I’m not sure that there is a good place for me to add this next bit in, so I’ll just go ahead and pop it here. I was grateful for the mix of realism and hope that permeated this novel. Although it is never easy to lose a character, and one never wants to hope for anything but a happy ending, it is important to stay true to reality, if one is writing with actual representation. And this book is nothing if not an attempt to truthfully represent a widely unknown, incredibly difficult, at times terrible, part of world history (late 90’s and early 00’s in Chechnya). So, I liked that some stories had what one would consider “happy” endings, as much as possible under the circumstances of loss and deprivation. But I also really liked that some endings were known only to us as readers, though their families/friends will never know what actually happened (this “ending” was perhaps the most gratifying to me, personally…but I won’t say who it is, to avoid spoilers). And I loved that some endings, though nothing but tragic, were nevertheless satisfying in the knowledge that their sacrifices are ones that were made with purpose. And too, at the end of the day, perhaps these less than happy endings may shine a light on so many actual persons’ fates.
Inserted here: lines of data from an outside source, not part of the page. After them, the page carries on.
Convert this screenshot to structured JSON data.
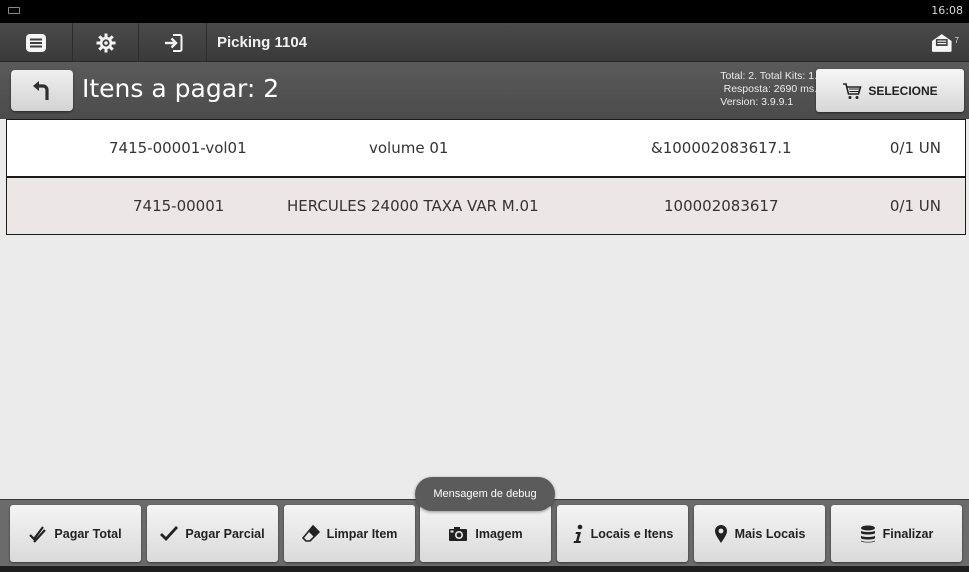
{
  "status_bar": {
    "time": "16:08",
    "keyboard_icon": "keyboard-icon"
  },
  "toolbar": {
    "icons": [
      "menu-icon",
      "gear-icon",
      "login-icon"
    ],
    "title": "Picking 1104",
    "message_icon": "message-icon"
  },
  "header": {
    "title": "Itens a pagar: 2",
    "info_line1": "Total: 2. Total Kits: 1.",
    "info_line2": "Resposta: 2690 ms.",
    "version": "Version: 3.9.9.1",
    "select_label": "SELECIONE"
  },
  "items": [
    {
      "code": "7415-00001-vol01",
      "description": "volume 01",
      "barcode": "&100002083617.1",
      "qty": "0/1 UN"
    },
    {
      "code": "7415-00001",
      "description": "HERCULES 24000 TAXA VAR M.01",
      "barcode": "100002083617",
      "qty": "0/1 UN"
    }
  ],
  "toast": "Mensagem de debug",
  "bottom_buttons": [
    {
      "label": "Pagar Total",
      "icon": "double-check-icon"
    },
    {
      "label": "Pagar Parcial",
      "icon": "check-icon"
    },
    {
      "label": "Limpar Item",
      "icon": "eraser-icon"
    },
    {
      "label": "Imagem",
      "icon": "camera-icon"
    },
    {
      "label": "Locais e Itens",
      "icon": "info-icon"
    },
    {
      "label": "Mais Locais",
      "icon": "location-pin-icon"
    },
    {
      "label": "Finalizar",
      "icon": "database-icon"
    }
  ],
  "colors": {
    "toolbar": "#3f3f3f",
    "header": "#525252",
    "row_alt": "#ece7e6",
    "bottom_bar": "#6b6b6b"
  }
}
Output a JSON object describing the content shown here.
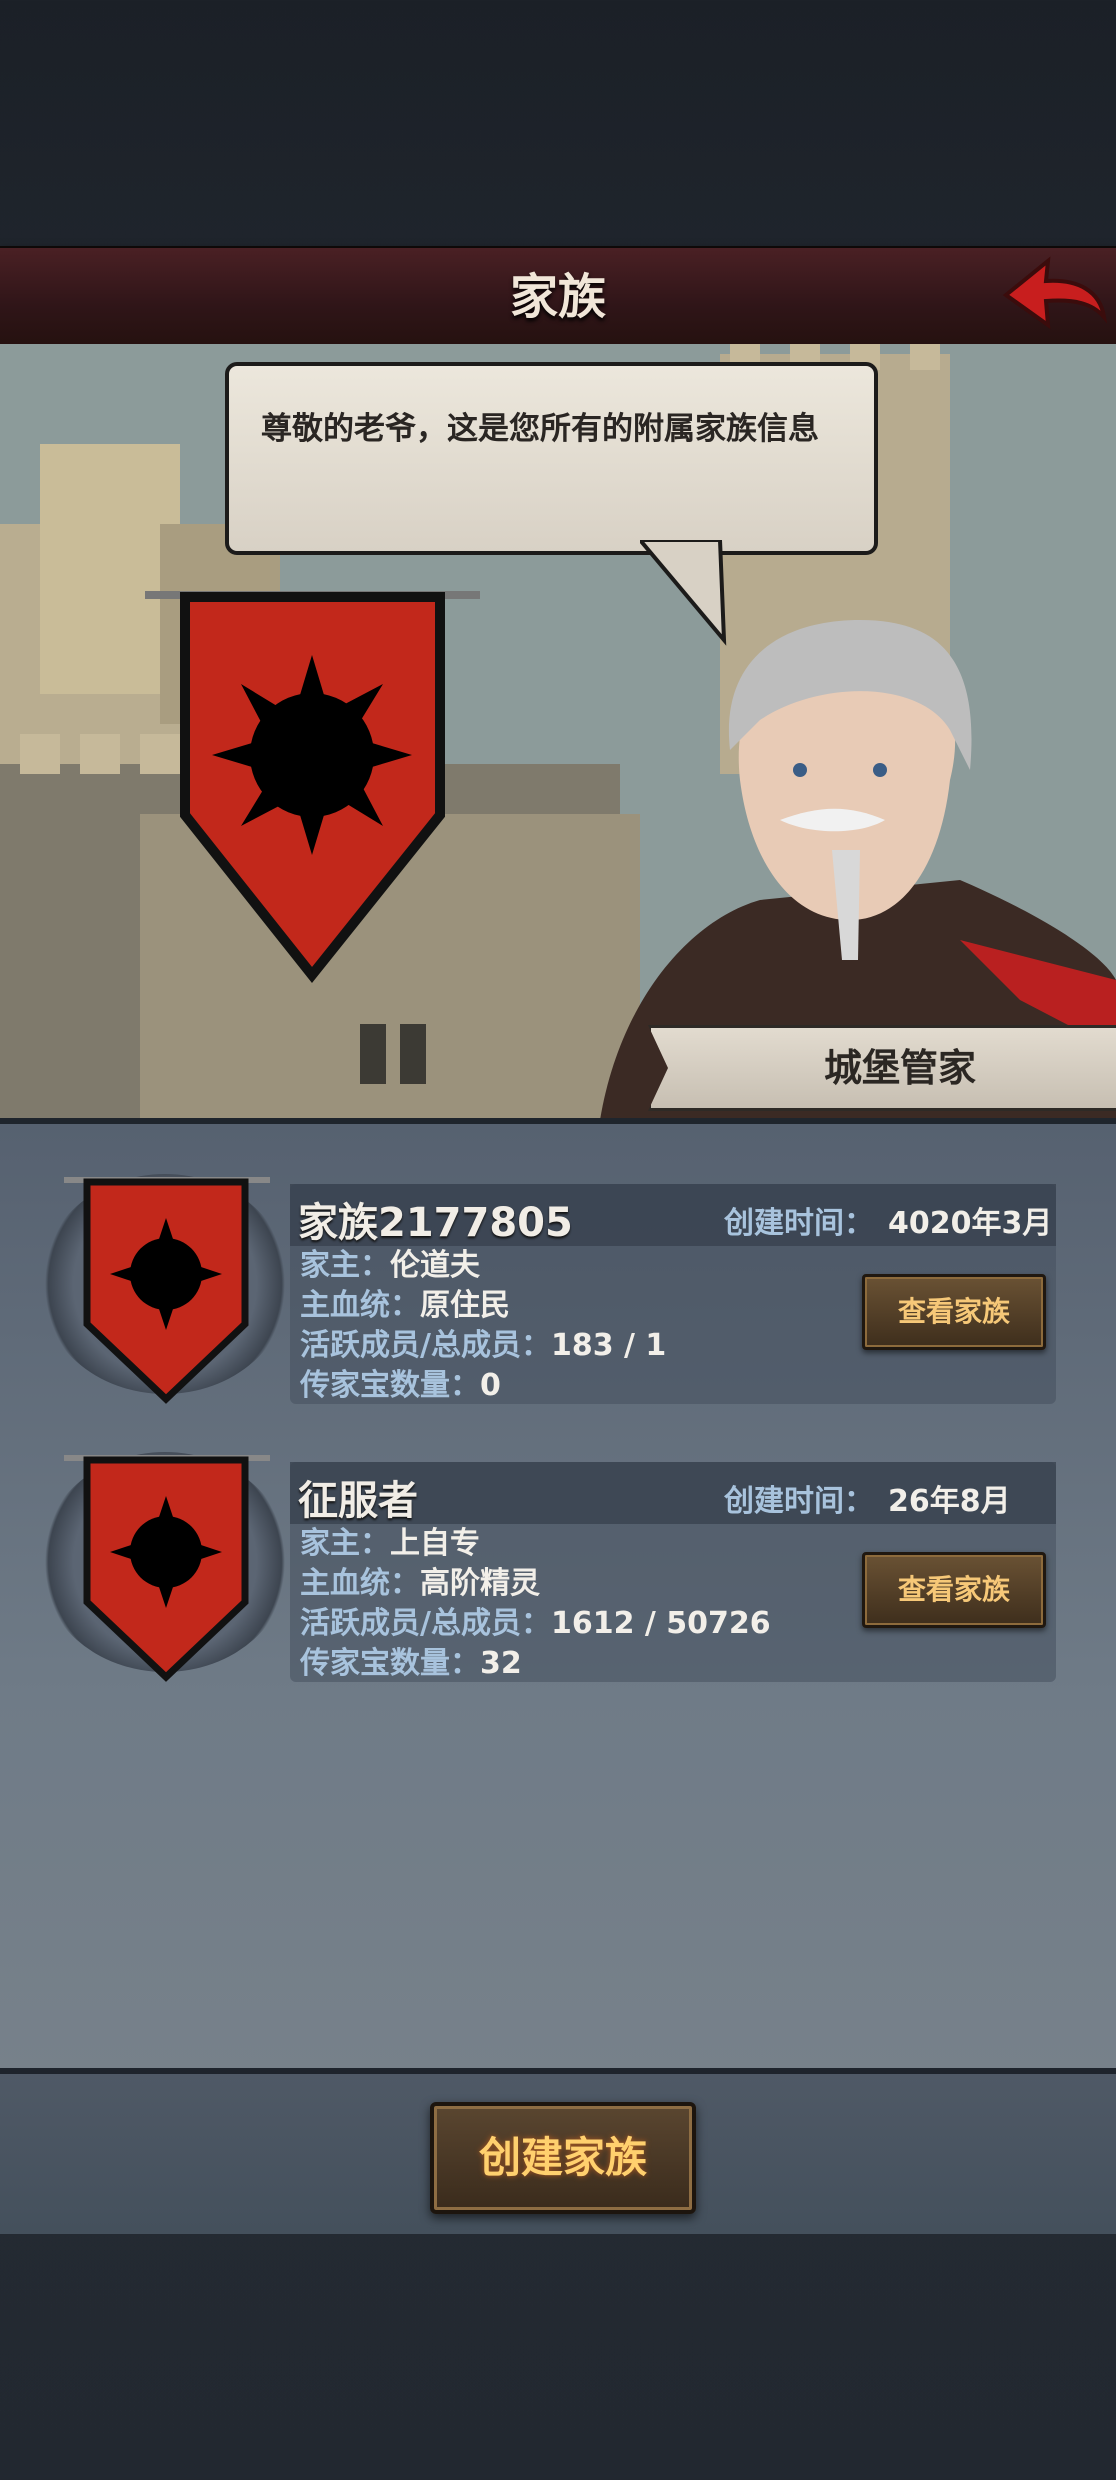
{
  "header": {
    "title": "家族"
  },
  "scene": {
    "speech_text": "尊敬的老爷，这是您所有的附属家族信息",
    "steward_name": "城堡管家"
  },
  "families": [
    {
      "name": "家族2177805",
      "created_label": "创建时间：",
      "created_value": "4020年3月",
      "head_label": "家主：",
      "head_value": "伦道夫",
      "bloodline_label": "主血统：",
      "bloodline_value": "原住民",
      "members_label": "活跃成员/总成员：",
      "members_value": "183 / 1",
      "heirloom_label": "传家宝数量：",
      "heirloom_value": "0",
      "view_button": "查看家族"
    },
    {
      "name": "征服者",
      "created_label": "创建时间：",
      "created_value": "26年8月",
      "head_label": "家主：",
      "head_value": "上自专",
      "bloodline_label": "主血统：",
      "bloodline_value": "高阶精灵",
      "members_label": "活跃成员/总成员：",
      "members_value": "1612 / 50726",
      "heirloom_label": "传家宝数量：",
      "heirloom_value": "32",
      "view_button": "查看家族"
    }
  ],
  "footer": {
    "create_button": "创建家族"
  },
  "colors": {
    "banner_red": "#c2281b",
    "label_blue": "#a8c3dd",
    "button_gold": "#f6c878"
  },
  "icons": {
    "back": "red-back-arrow-icon",
    "emblem": "sun-crest-banner-icon"
  }
}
“But no life is a line, and hers was an uneven orbit around a dark star, a moth circling a dead bulb, searching for the light it once held.”
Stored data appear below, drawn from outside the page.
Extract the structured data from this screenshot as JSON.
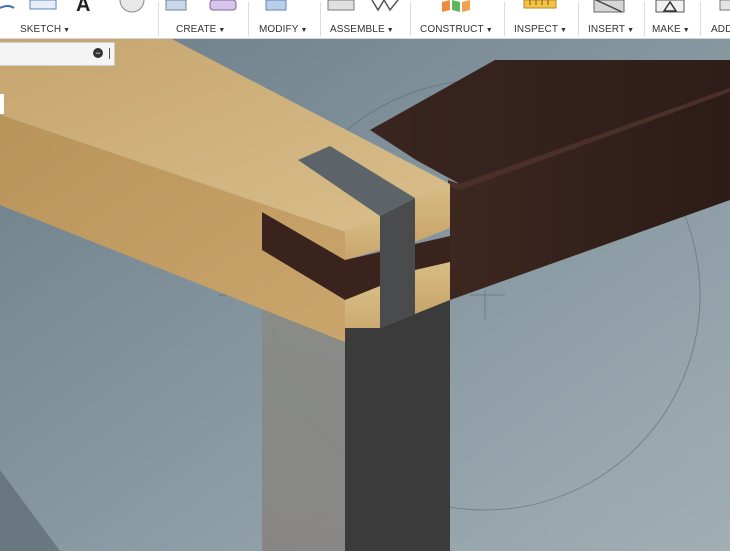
{
  "toolbar": {
    "groups": [
      {
        "label": "SKETCH"
      },
      {
        "label": "CREATE"
      },
      {
        "label": "MODIFY"
      },
      {
        "label": "ASSEMBLE"
      },
      {
        "label": "CONSTRUCT"
      },
      {
        "label": "INSPECT"
      },
      {
        "label": "INSERT"
      },
      {
        "label": "MAKE"
      },
      {
        "label": "ADD"
      }
    ]
  },
  "colors": {
    "background": "#8a9aa3",
    "light_wood": "#c9a56f",
    "dark_wood": "#3a2620",
    "section_gray": "#3d3d3d"
  }
}
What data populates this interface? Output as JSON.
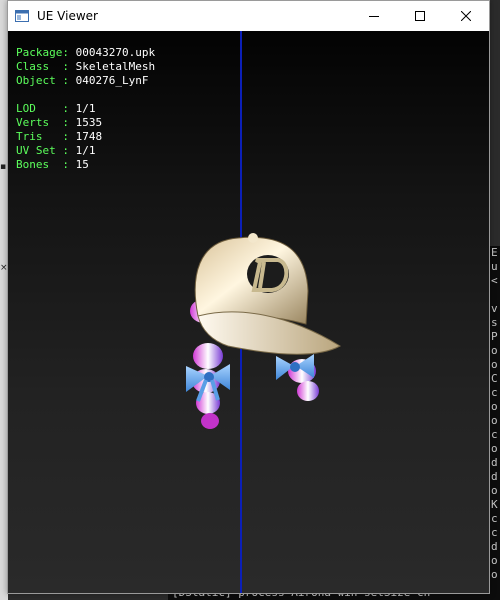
{
  "colors": {
    "info_label": "#5cff5c",
    "info_value": "#ffffff",
    "axis_line": "#0b1fb8"
  },
  "window": {
    "title": "UE Viewer",
    "icon": "window-app-icon",
    "controls": [
      "minimize-icon",
      "maximize-icon",
      "close-icon"
    ]
  },
  "info": {
    "package": {
      "label": "Package: ",
      "value": "00043270.upk"
    },
    "class": {
      "label": "Class  : ",
      "value": "SkeletalMesh"
    },
    "object": {
      "label": "Object : ",
      "value": "040276_LynF"
    },
    "lod": {
      "label": "LOD    : ",
      "value": "1/1"
    },
    "verts": {
      "label": "Verts  : ",
      "value": "1535"
    },
    "tris": {
      "label": "Tris   : ",
      "value": "1748"
    },
    "uvset": {
      "label": "UV Set : ",
      "value": "1/1"
    },
    "bones": {
      "label": "Bones  : ",
      "value": "15"
    }
  },
  "console_bottom": "[DStatic] process  Airona win setSize  ch"
}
As far as the writing itself, it’s honestly gorgeous. Marra has a way with words that emphasizes the small things, the things that make a life a life, a memory a memory, so perfectly. It’s such a compellingly and intelligently written novel, but one that never gets so wrapped up in the language that the story itself is lost. That line, of elaborate writing that doesn’t overtake the plot, is one I do not often see walked this well. I loved how warm and rich this story felt, even when the events were nothing but cold and horrifying. To that point – there were definitely some graphic moments, but never anything gratuitous. As a small additional note, I loved Marra’s use of one particular device: he sprinkled, randomly throughout the novel, many glimpses of insight into the future based on little moments or objects in the present. For example, how Natasha’s “map” of the city ends up in a museum years from now or a wounded soldier’s end-of-life living alone with all his mother’s cats. These little asides were never long, never distracted from the main plot, but add an extra, extremely poignant, layer to the reader’s understanding and impression of the characters and setting.
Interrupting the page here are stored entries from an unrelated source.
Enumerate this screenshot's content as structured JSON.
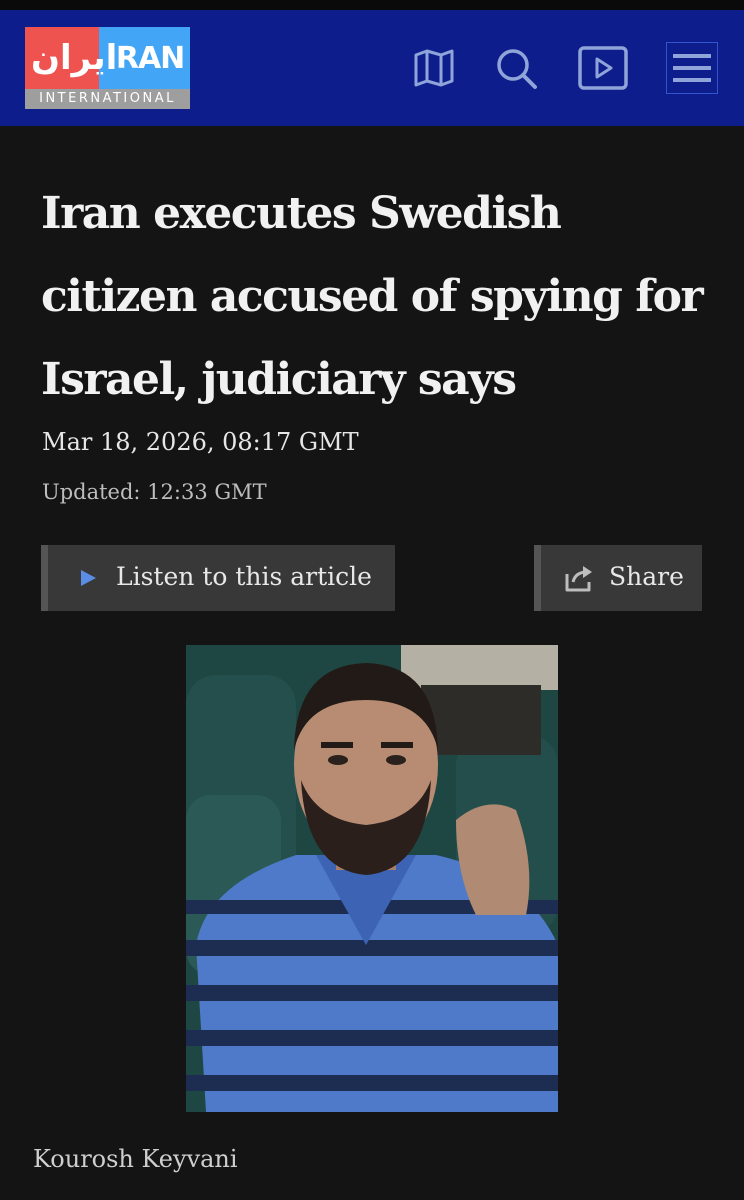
{
  "header": {
    "logo_farsi": "ایران",
    "logo_brand": "IRAN",
    "logo_sub": "INTERNATIONAL",
    "icons": [
      "map-icon",
      "search-icon",
      "video-play-icon",
      "hamburger-menu-icon"
    ]
  },
  "article": {
    "headline": "Iran executes Swedish citizen accused of spying for Israel, judiciary says",
    "date": "Mar 18, 2026, 08:17 GMT",
    "updated": "Updated: 12:33 GMT",
    "listen_label": "Listen to this article",
    "share_label": "Share",
    "photo_caption": "Kourosh Keyvani"
  },
  "colors": {
    "header_bg": "#0d1e8c",
    "page_bg": "#141414",
    "logo_red": "#ef5350",
    "logo_blue": "#42a5f5",
    "play_accent": "#5b8de6"
  }
}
Honestly, I don’t think I have the words to accurately describe how flawless all the little moments and connections in the novel were. There were so many times that I actually let out an audible sigh of contentment, at how exactly right a detail seemed, how perfectly placed. And the connection of Havaa and Sonja, the roles one family played in the fate of the other, and the metaphorical irony in their finding each other after all that, is timeless. A situation explained and encompassed perfectly by the title (I don’t always “get” titles, but this one was brilliant). The only word I could think of, upon finishing the last page, was “immense” – partially in the story’s scope in bringing light to the human experience, and partially in a way that I cannot explain. I just felt like, upon finishing, I was filled with something…immense.